# Temp Fluctuations



## sandiegosmokin (Nov 24, 2013)

Hi all!

Dave here from San Diego, nice to meet everyone!  Brand new to smoking, and just firing up my "new" 30" MES for a 4# brisket. By "new" I mean that I bought it refurbished...remains to be seen whether that was a good idea.  In any case, following directions seen on here, I am working with a temp of 235.  

Problem is, the smoker tends to drop about 10 degrees below before firing back up, and then gets about 10 degrees too hot before it reaches it "peak" and starts dropping back down...so instead of a 235 constant, it keeps rising and falling in the range of 220-250ish.  Just want to make sure this is normal and that as long as the average is close to 235 I'm good to go, or whether this is a serious fault with the machine. 

Thanks and look forward to seeing how the first one ends up, will share once I pull it from the smoker!


----------



## daveomak (Nov 24, 2013)

No different than your oven in the kitchen.....


----------



## sandiegosmokin (Nov 24, 2013)

Right so a 20-25 degree swing up and down isn't a big deal?  Just wasn't sure if that was outside the ideal range or if I should adjust so the top end doesn't get so high...or same question with the lower end...basically which side of the spectrum is it better to err on?  I imagine the lower end.  Thanks for the quick reply!


----------



## daveomak (Nov 24, 2013)

I lean toward the average temp... 200-250 swing = 225 cooking temp....  or something like that....


----------



## holyfeld (Nov 24, 2013)

Piling on to Dave's comment ... I'm documenting some issues and mods I'm making to my MES-40 here: http://www.smokingmeatforums.com/t/151864/mes-40-model-20070512-temperature-problems

If you look at the temperature graph you'll the smoking chamber temperature swing. About 7:15 I put the prime rib in the oven @ 300. The oscillations at that time are in my oven.

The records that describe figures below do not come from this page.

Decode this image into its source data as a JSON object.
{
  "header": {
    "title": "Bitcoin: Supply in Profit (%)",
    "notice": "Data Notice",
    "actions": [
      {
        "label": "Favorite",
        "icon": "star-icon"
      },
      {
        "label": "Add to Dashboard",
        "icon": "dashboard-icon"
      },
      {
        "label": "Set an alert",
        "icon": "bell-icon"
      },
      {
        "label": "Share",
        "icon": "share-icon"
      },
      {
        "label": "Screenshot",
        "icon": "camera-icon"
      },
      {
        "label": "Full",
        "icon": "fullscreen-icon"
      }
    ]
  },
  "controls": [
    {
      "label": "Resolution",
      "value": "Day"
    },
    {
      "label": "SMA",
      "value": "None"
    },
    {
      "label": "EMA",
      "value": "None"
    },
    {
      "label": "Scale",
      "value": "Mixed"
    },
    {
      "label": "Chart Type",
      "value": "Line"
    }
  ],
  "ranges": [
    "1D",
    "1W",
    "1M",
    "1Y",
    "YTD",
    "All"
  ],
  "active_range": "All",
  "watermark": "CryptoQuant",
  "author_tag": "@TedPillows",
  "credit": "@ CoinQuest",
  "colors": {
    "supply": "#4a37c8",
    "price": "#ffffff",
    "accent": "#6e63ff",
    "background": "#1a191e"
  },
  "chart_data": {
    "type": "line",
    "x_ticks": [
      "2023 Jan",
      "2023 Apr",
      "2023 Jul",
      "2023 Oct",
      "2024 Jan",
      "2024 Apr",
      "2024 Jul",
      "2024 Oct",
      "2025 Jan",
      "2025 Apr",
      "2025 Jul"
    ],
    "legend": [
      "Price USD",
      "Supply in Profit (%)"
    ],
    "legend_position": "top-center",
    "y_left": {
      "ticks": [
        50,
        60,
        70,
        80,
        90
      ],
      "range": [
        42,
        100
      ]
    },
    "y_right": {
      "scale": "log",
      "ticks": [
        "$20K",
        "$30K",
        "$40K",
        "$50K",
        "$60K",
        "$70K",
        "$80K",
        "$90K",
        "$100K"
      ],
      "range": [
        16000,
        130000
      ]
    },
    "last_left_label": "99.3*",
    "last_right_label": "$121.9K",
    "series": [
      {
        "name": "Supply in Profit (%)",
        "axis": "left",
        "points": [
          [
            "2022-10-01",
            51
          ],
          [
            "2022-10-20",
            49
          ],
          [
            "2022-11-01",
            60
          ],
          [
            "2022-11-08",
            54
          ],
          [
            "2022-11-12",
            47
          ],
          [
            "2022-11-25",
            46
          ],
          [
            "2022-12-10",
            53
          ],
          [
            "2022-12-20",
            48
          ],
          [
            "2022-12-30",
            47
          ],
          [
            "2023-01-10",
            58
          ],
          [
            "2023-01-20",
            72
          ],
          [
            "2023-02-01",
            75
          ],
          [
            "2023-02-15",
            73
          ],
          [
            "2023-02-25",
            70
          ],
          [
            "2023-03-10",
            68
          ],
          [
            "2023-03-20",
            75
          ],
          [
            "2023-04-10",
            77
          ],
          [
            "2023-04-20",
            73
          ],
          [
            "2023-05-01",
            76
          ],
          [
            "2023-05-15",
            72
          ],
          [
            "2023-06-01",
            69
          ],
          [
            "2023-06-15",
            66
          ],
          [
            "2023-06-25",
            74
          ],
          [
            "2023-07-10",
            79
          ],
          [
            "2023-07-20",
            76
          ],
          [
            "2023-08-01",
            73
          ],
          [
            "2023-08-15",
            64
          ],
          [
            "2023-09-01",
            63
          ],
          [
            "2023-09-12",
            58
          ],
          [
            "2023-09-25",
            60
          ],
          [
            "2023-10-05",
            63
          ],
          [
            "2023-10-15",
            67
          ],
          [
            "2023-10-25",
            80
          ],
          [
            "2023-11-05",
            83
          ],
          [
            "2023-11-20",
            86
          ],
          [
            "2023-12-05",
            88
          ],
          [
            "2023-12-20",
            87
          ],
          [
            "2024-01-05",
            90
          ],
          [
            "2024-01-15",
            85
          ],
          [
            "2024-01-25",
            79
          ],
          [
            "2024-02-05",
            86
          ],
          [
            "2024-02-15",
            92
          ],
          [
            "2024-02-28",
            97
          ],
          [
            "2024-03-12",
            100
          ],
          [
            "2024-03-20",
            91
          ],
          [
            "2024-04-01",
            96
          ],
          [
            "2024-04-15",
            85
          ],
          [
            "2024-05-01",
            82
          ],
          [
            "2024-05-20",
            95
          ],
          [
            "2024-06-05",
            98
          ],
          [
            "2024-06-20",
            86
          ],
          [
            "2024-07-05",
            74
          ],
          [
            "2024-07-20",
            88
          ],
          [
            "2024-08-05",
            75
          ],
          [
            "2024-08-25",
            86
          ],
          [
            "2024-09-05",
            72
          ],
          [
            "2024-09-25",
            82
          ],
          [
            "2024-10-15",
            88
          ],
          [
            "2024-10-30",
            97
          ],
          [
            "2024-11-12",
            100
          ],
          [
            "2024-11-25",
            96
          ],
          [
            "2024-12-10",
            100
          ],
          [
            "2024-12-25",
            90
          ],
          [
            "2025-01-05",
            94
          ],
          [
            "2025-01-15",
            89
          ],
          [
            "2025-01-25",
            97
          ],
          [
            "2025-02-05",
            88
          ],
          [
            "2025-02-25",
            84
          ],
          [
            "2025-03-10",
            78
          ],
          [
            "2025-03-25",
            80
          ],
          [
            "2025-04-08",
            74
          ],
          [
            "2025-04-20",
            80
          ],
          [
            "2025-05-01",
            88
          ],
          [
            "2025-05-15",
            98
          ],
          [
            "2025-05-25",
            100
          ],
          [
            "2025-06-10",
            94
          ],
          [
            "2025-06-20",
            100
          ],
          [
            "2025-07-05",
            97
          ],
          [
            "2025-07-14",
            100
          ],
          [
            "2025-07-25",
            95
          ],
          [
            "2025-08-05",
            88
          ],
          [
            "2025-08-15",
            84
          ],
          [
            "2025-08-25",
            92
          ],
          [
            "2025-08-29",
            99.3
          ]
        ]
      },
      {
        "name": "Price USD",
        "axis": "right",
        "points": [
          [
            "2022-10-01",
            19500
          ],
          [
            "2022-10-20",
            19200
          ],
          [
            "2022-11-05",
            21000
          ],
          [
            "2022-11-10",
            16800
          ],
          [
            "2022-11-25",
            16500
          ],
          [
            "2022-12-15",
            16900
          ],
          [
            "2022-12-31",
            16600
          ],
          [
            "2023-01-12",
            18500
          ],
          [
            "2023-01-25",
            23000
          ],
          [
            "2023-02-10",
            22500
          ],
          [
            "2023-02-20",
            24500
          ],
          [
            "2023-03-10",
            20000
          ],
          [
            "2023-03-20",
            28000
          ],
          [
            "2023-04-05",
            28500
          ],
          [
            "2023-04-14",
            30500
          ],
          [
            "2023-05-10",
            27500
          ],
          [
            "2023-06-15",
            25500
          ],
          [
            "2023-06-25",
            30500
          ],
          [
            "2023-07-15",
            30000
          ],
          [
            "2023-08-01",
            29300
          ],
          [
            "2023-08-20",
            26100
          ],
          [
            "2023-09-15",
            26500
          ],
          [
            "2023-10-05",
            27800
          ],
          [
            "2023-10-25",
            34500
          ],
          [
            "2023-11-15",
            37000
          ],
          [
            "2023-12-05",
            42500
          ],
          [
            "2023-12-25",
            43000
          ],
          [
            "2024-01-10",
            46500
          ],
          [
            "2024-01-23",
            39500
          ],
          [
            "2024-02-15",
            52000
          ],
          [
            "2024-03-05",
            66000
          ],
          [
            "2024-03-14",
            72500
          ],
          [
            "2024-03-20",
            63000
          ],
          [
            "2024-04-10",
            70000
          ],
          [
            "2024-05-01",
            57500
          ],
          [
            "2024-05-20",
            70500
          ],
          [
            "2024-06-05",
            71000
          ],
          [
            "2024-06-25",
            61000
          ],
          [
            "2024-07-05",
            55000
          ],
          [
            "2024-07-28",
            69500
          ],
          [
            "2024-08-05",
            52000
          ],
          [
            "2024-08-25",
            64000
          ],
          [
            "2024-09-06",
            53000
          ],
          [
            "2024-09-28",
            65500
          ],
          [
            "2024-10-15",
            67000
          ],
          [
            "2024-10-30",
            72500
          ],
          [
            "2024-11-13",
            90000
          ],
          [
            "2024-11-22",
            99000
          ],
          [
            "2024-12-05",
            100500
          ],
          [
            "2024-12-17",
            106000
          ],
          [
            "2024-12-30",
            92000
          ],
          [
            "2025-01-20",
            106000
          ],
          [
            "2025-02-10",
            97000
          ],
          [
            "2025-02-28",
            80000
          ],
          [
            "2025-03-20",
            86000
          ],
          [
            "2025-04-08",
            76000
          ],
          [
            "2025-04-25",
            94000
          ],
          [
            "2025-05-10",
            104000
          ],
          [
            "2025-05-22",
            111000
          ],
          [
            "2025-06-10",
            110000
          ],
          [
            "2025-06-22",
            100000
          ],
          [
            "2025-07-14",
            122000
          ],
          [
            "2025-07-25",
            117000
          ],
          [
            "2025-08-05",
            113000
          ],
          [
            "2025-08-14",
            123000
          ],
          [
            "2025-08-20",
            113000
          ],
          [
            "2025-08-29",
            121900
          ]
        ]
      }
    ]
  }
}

I made the leap and bought a PID controller for my smoker.  Now I'm wondering if I should get one for my oven!


----------



## sandiegosmokin (Nov 26, 2013)

Came out pretty well for my first Brisket try!













IMG_20131125_201440.jpg



__ sandiegosmokin
__ Nov 26, 2013


----------



## mcockrell (Nov 26, 2013)

not bad! my best friend lives in San Diego and he was complaining the other day that he couldn't find a decent brisket.

you will get fluctuations like that on every electric because when it gets to temp and turns the element off there is still a lot of residual heat on the element. 20 degrees on mine is pretty normal. ive found that putting in or out of sunshine depending on the weather can help decrease this but honestly 10 degrees on either side of your target temp isn't going to be a huge deal.


----------